To make matters worse, by "printing money" through its program of "Quantitative Easing", the Federal Reserve has jump-started inflation in the US and devalued our currency on overseas markets. Already the value, or purchasing power, of the dollar has slumped in relation to other major currencies. As Karl Denninger says:

... the dollar is now sitting within spitting distance of its all-time low. There is no floor beneath that level on a technical basis. While an "underthrow" excursion might well be tolerated, should there be any meaningful and sustained break below about 71.5 on the /DX you're not going to have to worry about what comes next - you're going to be treated to it immediately with $150/bbl+ oil, gas north of $5 and literal privation and hunger in the streets of America, as it becomes impossible for the government to hand out money faster than currency devaluation steals it. Shortly thereafter S&P will downgrade and then we're find out if we're Greece, Egypt, or (far worse) Libya.

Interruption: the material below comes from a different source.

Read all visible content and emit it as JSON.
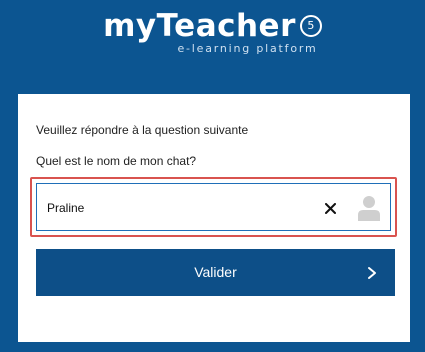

Most people in the lower economic brackets are a few percentage points in the increase of their cost of living from literal starvation or inability to pay for other basic necessities such as the heat and water bill. There is no margin for these folks, and yet we've already effectively doubled the price of gasoline in the last year alone, not to mention the price of corn, cotton and more. While some of those agricultural commodities have come in on price over the last couple of weeks they remain at ridiculously-elevated levels - double or more where they were a year ago.


Again, more at the link.

I won't go on, for fear that my readers will come to regard me as a cross between a Jonah and a Cassandra, and not bother to return. Nevertheless, I can't urge you strongly enough to read the articles to which I've linked above; read more widely about the issue; and take what precautions you can. Our elected leaders simply aren't treating this crisis with the seriousness it deserves . . . and we're all going to suffer as a result, when the crunch comes.



hydrogeek said...

You are urging us to take what precautions we can, and I've been thinking this too, but I'm not sure what all to do. I'm growing my garden, and am going to try to preserve more than I usually do. What else do you think we should do?

Peter said...

Fair question, Hydrogeek. I'll put up a post this evening with some suggestions.

perlhaqr said...

Garden is sort of a pointless wash here in New Mexico. But stockpiling canned food is a good idea.

AR said...

Hydrogeek, don't miss the opportunity to educate yourself. I've taken up gunsmithing, I study small unit tactics, and have been collecting hand tools for a while now, as well as learning how to use them.

Get in shape. I have a demanding job schedule, but that is on my plate now. If the poo hits the fan, I want to be in good enough shape to survive the shock and deal with the aftermath.

Metals are a good investment, but gold and silver are about out of my reach now. I'm gathering lead and steel as I can.

Lots to do... no time to wring your hands.